One Flew Over the Cuckoo’s Nest also contains many symbols which can be interpreted in numerous ways. One symbol in One Flew Over the Cuckoo’s Nest is Nurse Ratched’s hair; it is always seen tightly pulled back into a bun, showing her strictness and rules by not letting her hair out of its set place. One Flew Over the Cuckoo’s Nest includes many symbols of different things, but Nurse Ratched’s hair seems to stand out the most. One Flew Over the Cuckoo’s Nest is full of symbols and quotes which are still applicable today.
The popular book One Flew Over the Cuckoo’s Nest was eventually adapted into a Broadway play. One of the characters that stood out in Ken Kesey’s One Flew Over the Cuckoo’s Nest was Randle Patrick McMurphy. He is often referred to as “Mac,” and there are many symbols and quotes about him throughout One Flew Over the Cuckoo’s Nest . One of the most important symbols in One Flew Over the Cuckoo’s Nest is the fishing trip that Randle Patrick “Mac” McMurphy takes on behalf of his fellow patients.
One Flew Over the Cuckoo’s Nest was brought to life as a movie based off of Ken Kesey’s One Flew Over the Cuckoo’s Nest. One Flew Over the Cuckoos Nest is a story that takes place in an Oregon psychiatric institution. One of McMurphy’s quotes, “Anyway you slice it, I’d rather be out there takin’ chances than sittin’ here watchin’ you fry” is one of McMurphy’s many quotes in One Flew Over the Cuckoo’s Nest.

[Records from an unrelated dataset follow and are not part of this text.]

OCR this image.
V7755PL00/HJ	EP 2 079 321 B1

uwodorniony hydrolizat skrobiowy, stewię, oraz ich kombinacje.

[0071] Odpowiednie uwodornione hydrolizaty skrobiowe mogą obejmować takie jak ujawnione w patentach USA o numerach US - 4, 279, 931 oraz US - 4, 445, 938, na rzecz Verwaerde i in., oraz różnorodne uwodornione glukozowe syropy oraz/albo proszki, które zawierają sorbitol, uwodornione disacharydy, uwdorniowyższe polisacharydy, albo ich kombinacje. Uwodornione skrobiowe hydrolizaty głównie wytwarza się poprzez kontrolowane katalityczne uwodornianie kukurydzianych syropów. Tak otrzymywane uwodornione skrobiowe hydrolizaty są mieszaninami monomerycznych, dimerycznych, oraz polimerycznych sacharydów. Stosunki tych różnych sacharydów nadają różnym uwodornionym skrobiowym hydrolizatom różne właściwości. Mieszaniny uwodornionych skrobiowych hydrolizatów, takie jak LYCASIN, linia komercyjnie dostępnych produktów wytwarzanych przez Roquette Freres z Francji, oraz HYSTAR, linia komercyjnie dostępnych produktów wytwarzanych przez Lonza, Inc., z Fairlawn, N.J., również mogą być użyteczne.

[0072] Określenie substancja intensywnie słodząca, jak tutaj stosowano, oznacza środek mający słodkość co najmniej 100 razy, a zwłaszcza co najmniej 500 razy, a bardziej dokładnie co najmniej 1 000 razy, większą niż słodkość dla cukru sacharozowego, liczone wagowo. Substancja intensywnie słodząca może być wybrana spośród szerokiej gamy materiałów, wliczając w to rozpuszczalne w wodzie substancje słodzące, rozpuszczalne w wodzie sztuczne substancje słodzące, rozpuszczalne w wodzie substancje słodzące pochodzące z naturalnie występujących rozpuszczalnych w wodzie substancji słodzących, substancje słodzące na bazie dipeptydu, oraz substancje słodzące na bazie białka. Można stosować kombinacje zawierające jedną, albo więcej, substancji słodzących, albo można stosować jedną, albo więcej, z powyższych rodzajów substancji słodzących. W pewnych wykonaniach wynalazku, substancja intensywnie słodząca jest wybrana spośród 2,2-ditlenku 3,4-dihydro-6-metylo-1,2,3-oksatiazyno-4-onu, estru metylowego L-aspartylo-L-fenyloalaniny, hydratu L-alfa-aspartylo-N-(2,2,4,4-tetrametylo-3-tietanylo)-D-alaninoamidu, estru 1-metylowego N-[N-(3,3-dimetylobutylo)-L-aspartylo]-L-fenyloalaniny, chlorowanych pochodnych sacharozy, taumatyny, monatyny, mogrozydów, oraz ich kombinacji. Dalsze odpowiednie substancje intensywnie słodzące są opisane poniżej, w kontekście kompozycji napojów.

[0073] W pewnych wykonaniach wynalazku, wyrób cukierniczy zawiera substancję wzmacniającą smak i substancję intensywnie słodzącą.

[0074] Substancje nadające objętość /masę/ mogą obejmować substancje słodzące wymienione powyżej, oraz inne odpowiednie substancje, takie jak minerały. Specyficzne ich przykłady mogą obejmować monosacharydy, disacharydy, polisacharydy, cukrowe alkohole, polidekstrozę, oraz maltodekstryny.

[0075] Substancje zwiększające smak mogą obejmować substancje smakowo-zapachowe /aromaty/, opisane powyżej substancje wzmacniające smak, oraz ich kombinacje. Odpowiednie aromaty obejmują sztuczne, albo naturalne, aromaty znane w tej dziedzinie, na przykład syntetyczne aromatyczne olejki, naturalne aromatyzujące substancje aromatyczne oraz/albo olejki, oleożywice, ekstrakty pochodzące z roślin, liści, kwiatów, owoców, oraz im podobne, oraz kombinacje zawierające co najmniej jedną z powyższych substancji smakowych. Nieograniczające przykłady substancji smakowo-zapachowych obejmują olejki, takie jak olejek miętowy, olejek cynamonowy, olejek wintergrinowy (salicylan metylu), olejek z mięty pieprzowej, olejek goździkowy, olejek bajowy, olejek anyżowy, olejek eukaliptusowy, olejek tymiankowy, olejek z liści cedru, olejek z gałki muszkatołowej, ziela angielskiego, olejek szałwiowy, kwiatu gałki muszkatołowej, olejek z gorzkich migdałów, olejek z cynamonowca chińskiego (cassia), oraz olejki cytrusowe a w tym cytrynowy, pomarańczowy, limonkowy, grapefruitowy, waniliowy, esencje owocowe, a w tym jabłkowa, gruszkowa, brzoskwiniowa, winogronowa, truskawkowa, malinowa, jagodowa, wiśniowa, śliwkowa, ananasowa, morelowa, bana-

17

One Flew Over the Cuckoos Nest is about a man named Randle Patrick “Mac” McMurphy that replaces an old treatment plan with his own. One Flew Over the Cuckoo’s Nest is a book about mental health and is set in 1960. One of the quotes that describes how he feels about his fellow patients and their problems is “We’re all crazy in this place! ” One of the most important symbols in One Flew Over the Cuckoo’s Nest was Randle Patrick McMurphy taking over treatment for his fellow patients.